A Prefeitura de Limeira iniciou hoje, por volta das 6h30, o fechamento do acesso à Ponte do Esqueleto, de onde a jovem Maria Eduarda Rodrigues de Freitas, 21, foi arremessada sem a corda de segurança durante um salto de rope jump.
O que aconteceu
- Prefeitura reabriu uma vala para impedir o acesso ao local. Em nota, a gestão do município informou que a intervenção ocorre em apoio ao governo federal, responsável pela área. "O trabalho inclui o fechamento de acessos irregulares e complementa ações emergenciais já executadas anteriormente no local", diz comunicado.
- Uma intervenção mais ampla não havia sido executada anteriormente "em razão de limitações operacionais" por parte da União, afirmou o município. Após a morte da jovem, a prefeitura esclareceu que foi acionada para prestar apoio na realização dos serviços emergenciais. "A atuação ocorre após o governo federal reconhecer sua responsabilidade pela área e solicitar apoio operacional do município para ampliar a proteção do espaço até a adoção de medidas definitivas", segundo a administração municipal.
- Segurança da área é alvo de debate há anos. Logo após a morte de uma ciclista em 2024, a Superintendência do Patrimônio da União do Estado de São Paulo solicitou à Prefeitura de Limeira que realizasse o bloqueio do acesso à estrutura e que providenciasse sinalização de perigo no local.
- À época, o acesso à ponte chegou a ser fechado, mas foi reaberto. Em maio daquele ano, empresários foram à Câmara Municipal de Limeira pedir apoio dos vereadores para que empresas que atuam com esportes de aventura continuassem operando no local.

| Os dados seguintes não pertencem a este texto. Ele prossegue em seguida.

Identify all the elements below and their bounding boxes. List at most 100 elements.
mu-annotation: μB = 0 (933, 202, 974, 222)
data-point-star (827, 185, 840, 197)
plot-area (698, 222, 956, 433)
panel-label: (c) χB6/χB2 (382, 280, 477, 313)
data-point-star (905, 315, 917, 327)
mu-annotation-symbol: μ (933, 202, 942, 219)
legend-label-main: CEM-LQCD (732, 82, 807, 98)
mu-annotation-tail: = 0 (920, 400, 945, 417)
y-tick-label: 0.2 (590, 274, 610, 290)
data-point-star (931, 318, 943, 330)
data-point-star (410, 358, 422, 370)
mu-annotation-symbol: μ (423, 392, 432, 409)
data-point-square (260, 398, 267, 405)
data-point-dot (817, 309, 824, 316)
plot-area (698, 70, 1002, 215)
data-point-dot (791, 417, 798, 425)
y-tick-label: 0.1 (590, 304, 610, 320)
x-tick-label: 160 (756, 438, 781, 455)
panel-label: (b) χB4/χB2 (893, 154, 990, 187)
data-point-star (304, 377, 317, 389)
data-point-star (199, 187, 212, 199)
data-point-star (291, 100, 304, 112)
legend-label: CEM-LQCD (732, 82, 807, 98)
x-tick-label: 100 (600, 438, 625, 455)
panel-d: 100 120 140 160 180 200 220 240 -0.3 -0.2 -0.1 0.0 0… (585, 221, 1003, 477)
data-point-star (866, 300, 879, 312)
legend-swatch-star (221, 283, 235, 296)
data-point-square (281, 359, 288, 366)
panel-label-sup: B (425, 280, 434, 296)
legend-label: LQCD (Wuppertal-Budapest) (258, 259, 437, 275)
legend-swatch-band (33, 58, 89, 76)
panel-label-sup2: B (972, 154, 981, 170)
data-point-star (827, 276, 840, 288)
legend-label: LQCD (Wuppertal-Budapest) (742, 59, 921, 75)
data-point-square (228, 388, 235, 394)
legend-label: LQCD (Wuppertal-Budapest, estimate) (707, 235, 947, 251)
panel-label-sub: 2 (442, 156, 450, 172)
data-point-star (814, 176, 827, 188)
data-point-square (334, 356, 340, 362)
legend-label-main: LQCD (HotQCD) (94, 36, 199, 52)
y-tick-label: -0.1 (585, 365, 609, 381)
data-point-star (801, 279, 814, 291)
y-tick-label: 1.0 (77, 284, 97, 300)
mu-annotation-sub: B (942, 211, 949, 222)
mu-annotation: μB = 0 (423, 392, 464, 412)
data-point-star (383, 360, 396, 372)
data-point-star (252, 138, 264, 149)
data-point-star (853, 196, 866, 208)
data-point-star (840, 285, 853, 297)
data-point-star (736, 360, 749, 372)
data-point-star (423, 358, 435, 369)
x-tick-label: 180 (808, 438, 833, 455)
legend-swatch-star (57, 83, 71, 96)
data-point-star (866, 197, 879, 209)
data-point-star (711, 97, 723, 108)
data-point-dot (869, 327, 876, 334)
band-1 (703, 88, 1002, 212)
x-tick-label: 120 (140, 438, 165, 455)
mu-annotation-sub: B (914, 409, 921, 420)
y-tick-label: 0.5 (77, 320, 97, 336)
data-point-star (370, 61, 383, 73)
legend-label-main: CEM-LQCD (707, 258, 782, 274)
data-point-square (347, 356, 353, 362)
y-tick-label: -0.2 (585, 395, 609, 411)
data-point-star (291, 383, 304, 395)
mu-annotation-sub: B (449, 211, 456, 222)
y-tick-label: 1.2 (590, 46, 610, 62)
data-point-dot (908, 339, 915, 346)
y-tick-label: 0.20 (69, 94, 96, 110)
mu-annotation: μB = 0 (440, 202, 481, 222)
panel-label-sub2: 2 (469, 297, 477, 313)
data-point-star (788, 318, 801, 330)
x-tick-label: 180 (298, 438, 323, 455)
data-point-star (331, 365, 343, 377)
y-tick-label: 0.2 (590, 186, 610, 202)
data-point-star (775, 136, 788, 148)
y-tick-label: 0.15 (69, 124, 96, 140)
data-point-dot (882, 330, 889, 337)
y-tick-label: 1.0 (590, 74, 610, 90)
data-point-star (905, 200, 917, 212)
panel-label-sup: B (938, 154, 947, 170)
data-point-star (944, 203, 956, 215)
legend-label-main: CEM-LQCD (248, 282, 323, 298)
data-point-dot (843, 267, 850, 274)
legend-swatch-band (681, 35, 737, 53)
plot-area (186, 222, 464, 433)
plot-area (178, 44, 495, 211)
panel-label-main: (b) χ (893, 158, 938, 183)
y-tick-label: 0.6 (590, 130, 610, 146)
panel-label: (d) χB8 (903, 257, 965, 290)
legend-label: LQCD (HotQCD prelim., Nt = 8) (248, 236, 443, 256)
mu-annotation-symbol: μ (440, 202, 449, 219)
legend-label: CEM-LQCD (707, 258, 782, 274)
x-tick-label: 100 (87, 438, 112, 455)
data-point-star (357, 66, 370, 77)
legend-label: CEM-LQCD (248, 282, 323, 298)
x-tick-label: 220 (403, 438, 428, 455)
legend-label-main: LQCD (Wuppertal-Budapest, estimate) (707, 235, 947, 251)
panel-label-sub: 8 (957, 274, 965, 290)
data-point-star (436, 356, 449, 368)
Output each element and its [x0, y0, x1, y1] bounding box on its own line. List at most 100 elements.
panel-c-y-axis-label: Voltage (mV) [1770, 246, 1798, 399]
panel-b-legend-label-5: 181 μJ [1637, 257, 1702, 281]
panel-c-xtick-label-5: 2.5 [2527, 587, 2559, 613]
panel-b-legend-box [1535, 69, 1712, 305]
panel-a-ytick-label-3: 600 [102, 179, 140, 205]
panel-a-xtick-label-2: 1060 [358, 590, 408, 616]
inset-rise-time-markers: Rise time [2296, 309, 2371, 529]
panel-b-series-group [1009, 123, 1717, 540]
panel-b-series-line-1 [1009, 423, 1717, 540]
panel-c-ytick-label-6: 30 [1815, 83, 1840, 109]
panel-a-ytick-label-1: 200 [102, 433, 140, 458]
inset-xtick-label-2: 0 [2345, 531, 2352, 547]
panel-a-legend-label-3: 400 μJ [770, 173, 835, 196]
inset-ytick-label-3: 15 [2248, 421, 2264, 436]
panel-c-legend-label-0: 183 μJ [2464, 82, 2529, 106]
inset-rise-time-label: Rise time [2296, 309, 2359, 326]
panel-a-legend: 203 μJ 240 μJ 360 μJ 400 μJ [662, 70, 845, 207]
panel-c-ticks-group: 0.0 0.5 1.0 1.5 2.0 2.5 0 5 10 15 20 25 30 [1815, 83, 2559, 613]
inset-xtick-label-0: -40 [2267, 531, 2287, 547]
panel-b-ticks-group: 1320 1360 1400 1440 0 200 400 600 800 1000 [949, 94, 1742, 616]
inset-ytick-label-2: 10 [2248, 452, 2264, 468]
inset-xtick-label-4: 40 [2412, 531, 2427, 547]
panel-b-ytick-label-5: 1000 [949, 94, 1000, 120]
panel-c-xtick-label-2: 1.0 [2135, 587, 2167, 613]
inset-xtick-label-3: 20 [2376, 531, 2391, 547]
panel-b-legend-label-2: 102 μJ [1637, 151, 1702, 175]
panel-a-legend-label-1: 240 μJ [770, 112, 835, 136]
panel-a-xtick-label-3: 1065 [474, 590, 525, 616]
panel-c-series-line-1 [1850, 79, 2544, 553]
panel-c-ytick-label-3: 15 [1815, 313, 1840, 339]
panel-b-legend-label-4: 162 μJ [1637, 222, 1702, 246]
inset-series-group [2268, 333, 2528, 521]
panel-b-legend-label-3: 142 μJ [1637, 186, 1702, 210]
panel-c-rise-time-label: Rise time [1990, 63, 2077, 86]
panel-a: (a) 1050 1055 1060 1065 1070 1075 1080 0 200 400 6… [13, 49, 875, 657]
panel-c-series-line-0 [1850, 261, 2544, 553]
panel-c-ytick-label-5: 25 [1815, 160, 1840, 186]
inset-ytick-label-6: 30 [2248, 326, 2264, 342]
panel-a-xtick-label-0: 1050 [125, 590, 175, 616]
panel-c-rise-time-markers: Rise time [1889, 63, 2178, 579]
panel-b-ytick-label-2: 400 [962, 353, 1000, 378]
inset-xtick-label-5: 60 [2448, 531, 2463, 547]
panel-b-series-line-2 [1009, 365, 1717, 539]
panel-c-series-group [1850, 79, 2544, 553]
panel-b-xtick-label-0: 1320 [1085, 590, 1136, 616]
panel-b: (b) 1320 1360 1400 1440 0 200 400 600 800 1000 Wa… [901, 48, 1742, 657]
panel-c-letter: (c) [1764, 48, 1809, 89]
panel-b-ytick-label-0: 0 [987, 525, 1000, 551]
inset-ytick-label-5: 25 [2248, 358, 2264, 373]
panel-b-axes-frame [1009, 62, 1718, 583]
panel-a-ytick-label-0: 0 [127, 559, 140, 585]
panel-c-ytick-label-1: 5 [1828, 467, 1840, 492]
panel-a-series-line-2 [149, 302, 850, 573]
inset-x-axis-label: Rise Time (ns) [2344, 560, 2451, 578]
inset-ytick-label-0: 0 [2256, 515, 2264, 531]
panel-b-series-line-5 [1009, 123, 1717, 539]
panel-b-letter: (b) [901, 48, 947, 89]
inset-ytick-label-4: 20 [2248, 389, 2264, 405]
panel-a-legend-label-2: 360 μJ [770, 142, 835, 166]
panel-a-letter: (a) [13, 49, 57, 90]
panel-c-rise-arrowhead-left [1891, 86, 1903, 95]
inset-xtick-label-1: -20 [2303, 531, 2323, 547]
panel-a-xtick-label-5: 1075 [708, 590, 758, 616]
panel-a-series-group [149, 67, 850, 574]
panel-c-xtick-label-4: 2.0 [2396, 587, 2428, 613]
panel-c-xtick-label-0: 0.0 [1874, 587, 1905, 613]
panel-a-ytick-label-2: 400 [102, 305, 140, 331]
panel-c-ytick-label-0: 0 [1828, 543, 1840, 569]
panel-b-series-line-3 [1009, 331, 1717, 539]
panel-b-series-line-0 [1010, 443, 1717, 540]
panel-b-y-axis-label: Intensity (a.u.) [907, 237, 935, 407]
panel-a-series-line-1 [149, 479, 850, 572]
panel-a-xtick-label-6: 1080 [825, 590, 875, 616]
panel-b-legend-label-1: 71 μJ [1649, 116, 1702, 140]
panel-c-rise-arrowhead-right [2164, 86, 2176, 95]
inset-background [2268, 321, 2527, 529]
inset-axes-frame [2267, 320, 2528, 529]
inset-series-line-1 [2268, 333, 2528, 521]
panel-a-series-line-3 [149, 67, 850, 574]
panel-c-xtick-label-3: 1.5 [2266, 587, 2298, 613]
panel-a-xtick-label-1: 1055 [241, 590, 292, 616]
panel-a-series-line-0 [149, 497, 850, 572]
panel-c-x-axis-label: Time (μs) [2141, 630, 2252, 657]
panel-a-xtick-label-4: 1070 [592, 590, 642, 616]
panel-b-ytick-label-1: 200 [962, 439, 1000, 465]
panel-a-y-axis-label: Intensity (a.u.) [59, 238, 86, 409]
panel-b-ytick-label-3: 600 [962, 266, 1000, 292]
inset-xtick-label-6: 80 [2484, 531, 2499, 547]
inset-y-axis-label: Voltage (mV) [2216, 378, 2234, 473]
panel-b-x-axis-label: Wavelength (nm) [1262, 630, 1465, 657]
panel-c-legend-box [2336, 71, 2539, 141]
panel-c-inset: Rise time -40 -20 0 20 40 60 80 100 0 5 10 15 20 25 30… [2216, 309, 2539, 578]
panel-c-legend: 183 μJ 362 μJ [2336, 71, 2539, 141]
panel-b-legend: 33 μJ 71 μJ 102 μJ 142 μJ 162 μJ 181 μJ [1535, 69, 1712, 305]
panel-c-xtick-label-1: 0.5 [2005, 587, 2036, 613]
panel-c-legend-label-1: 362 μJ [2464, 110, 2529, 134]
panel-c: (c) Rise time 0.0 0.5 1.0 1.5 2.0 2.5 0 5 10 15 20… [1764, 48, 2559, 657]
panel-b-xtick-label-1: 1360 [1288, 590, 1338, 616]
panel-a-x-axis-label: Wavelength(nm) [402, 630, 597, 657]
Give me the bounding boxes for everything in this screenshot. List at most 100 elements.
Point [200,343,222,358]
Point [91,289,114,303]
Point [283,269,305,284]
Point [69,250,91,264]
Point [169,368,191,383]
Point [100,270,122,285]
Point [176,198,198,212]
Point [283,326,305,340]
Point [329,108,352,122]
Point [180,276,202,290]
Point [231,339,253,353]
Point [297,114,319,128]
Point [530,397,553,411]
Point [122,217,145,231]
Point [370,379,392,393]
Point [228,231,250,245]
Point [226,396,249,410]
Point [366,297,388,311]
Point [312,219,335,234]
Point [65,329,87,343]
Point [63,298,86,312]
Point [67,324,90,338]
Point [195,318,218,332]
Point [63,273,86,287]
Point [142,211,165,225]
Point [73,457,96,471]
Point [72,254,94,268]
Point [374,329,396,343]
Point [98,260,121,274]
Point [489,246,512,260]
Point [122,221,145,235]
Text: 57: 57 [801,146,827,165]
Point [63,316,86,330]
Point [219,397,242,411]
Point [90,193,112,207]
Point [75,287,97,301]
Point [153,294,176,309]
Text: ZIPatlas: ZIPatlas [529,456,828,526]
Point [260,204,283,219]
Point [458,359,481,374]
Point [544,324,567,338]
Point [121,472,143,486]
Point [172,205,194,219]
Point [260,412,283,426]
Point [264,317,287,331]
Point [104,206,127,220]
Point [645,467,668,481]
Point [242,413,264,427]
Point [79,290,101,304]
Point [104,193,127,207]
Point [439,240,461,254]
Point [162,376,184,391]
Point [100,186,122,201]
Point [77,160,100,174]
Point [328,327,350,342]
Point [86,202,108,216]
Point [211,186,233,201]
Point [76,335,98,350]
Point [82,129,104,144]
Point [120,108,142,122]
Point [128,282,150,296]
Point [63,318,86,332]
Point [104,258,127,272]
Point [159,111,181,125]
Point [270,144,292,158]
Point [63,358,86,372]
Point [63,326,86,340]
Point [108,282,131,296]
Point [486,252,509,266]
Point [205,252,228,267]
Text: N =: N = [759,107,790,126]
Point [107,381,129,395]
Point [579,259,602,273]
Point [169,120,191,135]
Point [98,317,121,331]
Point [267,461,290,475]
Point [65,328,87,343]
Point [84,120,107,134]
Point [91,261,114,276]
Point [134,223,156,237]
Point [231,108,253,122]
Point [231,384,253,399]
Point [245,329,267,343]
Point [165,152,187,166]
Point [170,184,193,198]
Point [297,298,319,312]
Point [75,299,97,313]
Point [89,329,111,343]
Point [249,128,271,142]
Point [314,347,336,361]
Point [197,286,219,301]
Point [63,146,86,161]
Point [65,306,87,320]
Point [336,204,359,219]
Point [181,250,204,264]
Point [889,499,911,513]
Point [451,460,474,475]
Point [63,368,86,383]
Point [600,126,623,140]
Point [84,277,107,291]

"As obras estruturais permanentes, incluindo a construção de muros de contenção, a manutenção das valetas e demais medidas de fechamento da área, permanecem sob responsabilidade do governo federal". - Prefeitura de Limeira
Governo diz estudar demolir ponte
- Ponte pertence ao governo federal e está desativada há 30 anos. A estrutura fica localizada na Estrada Doutor Cássio de Freitas Levy, a cerca de 7 km do centro de Limeira, em uma área rural cercada por mata e trilhas utilizadas por ciclistas, corredores e praticantes de esportes radicais.
- Após a morte, a União se reuniu com as prefeituras das duas cidades para discutir possíveis medidas relacionadas à ponte. Em nota, o governo federal esclareceu que a SPU (Secretaria do Patrimônio da União) e a AGU (Advocacia-Geral da União) estiveram na região da ponte e mantiveram reuniões com a prefeita de Cordeirópolis, Cristina Saad (União), e o prefeito de Limeira, Murilo Felix (Podemos), e suas equipes.
- As duas prefeituras informaram que apoiam a ideia de demolir a ponte. A prefeita de Cordeirópolis afirmou que o acesso à ponte pelo município sempre esteve bloqueado e também manifestou ao governo federal posição favorável à implosão da ponte. Já o prefeito de Limeira também informou à União as ações de contenção adotadas e manifestou posição favorável à demolição.
- Governos federal e municipais concordaram em atuar em conjunto para inibir acesso à ponte até uma solução definitiva. A Prefeitura de Limeira afirmou que vai reabrir uma vala para impedir acesso ao local e que foi posteriormente fechada sem conhecimento da administração local.
A versão de presos sobre morte de jovem em ponte
Os três homens presos pela morte da jovem afirmaram em depoimento à polícia que não sabem explicar o que motivou o erro. Os vídeos do depoimento foram obtidos pelo UOL.
Em suas oitivas, os três alegaram que o ocorrido foi uma "fatalidade". Os presos são Luís Felipe Feliciano Egoroff, 32, Maicon Fernandes Cintra, 42, e Vitor de Freitas Gonçalves, 27.
Luís Felipe e Maicon admitiram que eram os responsáveis por colocar as cordas antes dos saltos. Mas afirmaram que não conseguem se recordar de quem era a responsabilidade de checar a corda no salto que matou Maria Eduarda. Maicon detalhou que por vezes, um membro da equipe coloca e outro confere, ou um faz e o outro verifica.
Os três negaram que tenham tentado fugir do local e afirmaram que trocaram de roupa apenas porque as peças estavam sujas. Questionados sobre o paradeiro da câmera GoPro que estava com a vítima e pertencia à empresa responsável pela atividade, eles disseram não saber onde o equipamento está. A câmera continua desaparecida.
Disseram ainda que, após perceberem a gravidade do ocorrido, todos desceram rapidamente ao local. A Justiça de São Paulo converteu a prisão em flagrante do trio em preventiva (por tempo indeterminado). O advogado Rafael Gomes dos Santos, que representa os instrutores, afirmou que vai entrar com pedido de habeas corpus.